Sheffield Ende der 70er – Glamour kannte man hier höchstens aus dem Fernsehen. Das hippe London mit seinen schrillen Punk- und Post-Punk-Ikonen schien eine Ewigkeit entfernt. Und doch vibrierte in der Stadt ein Sound. 1977 gründeten die beiden Computer-Nerds Ian Craig Marsh und Martyn Ware "The Future". Irgendwann wurde den beiden allerdings klar, dass man mit einem Sänger bessere Aussichten auf einen Plattenvertrag hatte. Mit Phil Oakey entstand so "The Human League". Unter dem Einfluss elektronischer Musik prägte Sheffield seinen ganz eigenen Sound. Bands wie "Vice Versa", "They Must Be Russians", "Cabaret Voltaire", oder "Pulp" erinnerten allenfalls durch ihre Do-it-yourself Einstellung an Punk.
Martin Fry kam Mitte der 70er von Manchester nach Sheffield und war von der dortigen Musikszene begeistert. So begeistert, dass er sogar ein eigenes Fanzine herausgab. Bis zu einem folgenreichen Treffen mit der Band "Vice Versa". Martin wurde zum Sänger und Kopf der Band. Unter seiner Regie verwandelte sich "Vice Versa" innerhalb eines Jahres in das glamouröse Pop-Produkt "ABC". Auf ihrem Debütalbum „The Lexicon Of Love“ war von dem alten Sheffield-Sound nicht mehr viel zu spüren.

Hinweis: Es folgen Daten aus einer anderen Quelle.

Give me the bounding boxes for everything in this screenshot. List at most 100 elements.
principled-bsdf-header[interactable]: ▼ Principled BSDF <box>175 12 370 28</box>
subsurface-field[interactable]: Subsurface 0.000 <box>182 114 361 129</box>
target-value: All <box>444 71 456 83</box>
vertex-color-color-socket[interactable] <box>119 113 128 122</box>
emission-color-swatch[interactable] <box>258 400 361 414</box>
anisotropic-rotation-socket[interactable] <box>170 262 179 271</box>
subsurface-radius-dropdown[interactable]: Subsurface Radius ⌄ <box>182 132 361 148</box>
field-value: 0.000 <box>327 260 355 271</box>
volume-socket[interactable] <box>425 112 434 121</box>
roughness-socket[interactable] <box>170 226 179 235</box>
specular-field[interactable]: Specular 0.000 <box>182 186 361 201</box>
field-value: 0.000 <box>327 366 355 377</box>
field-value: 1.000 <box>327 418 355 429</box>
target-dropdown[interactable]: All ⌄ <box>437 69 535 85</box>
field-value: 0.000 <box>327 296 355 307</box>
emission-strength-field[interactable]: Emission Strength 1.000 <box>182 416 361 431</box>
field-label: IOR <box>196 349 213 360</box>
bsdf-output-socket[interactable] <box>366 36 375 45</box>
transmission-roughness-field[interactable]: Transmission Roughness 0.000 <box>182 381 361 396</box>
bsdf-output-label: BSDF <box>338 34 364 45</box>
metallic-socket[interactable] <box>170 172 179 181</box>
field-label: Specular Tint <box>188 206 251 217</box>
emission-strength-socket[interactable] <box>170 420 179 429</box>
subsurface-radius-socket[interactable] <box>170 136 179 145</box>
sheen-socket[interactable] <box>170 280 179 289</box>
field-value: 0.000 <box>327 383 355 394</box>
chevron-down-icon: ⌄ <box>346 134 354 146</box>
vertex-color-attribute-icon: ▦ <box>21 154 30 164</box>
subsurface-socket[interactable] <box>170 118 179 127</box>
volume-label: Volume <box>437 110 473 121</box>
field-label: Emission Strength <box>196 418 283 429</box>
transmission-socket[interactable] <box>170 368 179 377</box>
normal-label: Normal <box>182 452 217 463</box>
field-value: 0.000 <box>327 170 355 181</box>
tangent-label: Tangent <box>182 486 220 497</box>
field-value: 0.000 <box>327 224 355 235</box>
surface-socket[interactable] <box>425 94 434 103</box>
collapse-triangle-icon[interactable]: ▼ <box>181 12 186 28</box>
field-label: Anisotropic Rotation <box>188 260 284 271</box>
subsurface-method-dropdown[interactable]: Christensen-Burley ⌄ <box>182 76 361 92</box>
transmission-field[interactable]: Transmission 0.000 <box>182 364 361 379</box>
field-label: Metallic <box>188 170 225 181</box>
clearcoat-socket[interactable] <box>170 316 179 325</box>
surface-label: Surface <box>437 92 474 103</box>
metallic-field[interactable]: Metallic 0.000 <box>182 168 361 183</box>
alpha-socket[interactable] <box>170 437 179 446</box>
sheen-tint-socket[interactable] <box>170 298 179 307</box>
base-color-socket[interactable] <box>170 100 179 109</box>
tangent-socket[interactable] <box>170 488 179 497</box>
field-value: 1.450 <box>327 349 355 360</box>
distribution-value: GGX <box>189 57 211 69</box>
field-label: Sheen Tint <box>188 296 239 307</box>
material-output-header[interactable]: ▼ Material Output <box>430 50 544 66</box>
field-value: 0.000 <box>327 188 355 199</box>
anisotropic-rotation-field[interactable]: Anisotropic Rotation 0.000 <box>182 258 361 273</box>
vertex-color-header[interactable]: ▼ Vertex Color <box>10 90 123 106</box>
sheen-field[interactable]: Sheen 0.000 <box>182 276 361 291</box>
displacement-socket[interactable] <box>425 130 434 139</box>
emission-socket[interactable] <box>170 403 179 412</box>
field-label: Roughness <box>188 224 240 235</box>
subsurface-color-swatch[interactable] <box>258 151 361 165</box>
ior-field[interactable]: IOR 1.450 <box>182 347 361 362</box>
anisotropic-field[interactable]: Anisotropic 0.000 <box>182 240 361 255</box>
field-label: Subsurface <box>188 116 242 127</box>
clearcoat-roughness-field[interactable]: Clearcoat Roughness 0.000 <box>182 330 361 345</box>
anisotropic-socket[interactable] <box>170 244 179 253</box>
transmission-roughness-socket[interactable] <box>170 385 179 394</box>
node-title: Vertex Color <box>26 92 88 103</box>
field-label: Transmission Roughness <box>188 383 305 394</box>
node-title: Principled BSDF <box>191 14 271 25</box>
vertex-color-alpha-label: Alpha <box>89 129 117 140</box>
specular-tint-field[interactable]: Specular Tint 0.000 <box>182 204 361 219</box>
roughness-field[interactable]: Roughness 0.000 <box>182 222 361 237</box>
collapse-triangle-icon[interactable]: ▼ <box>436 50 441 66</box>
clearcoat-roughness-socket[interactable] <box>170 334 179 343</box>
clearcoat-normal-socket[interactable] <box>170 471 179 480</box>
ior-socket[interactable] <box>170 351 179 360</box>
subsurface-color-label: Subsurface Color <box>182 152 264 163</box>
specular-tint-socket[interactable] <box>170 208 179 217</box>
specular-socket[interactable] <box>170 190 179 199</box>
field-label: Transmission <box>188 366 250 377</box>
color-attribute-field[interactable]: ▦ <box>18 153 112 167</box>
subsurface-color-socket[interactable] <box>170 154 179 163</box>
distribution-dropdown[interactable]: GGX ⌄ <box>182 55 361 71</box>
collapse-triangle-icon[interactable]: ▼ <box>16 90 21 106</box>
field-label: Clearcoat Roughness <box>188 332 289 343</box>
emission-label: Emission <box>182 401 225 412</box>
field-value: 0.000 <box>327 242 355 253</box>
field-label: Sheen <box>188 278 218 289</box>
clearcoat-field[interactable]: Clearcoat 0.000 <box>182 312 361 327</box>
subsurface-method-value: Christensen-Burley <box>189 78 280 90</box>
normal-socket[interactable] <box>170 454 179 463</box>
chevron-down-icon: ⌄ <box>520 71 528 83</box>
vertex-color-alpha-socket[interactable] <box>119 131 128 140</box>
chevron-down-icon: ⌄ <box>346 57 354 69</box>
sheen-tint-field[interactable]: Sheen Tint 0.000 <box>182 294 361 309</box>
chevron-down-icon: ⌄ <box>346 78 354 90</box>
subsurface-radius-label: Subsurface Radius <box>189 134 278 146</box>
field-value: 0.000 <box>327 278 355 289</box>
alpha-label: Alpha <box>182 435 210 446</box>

Zurück zu "The Human League": Auch deren Sänger Phil Oakey wollte mehr Glamour. Und so trennte er sich nach zwei mäßig erfolgreichen Jahren von seinen alten Kollegen. Für die neue Version von "The Human League" gabelte er zwei Schülerinnen in einer Disco auf. „Don’t You Want Me“ wurde Ende 81 zum weltweiten Nr. 1-Hit – und "The Human League" zum Inbegriff des Pop. Auch für Martyn Ware bedeutete die Trennung von "The Human League" einen musikalischen Neuanfang. Gemeinsam mit Ian Craig Marsh und dem Sänger Glenn Gregory gründete er die Band "Heaven 17". Mit ihrem elektronischen Funk gingen "Heaven 17" jedenfalls ihren eigenen Weg.
Irgendwie sind sie in Sheffield dann doch eine einzige große Familie geblieben. Und das ist in Zeiten wie diesen eine Menge Wert.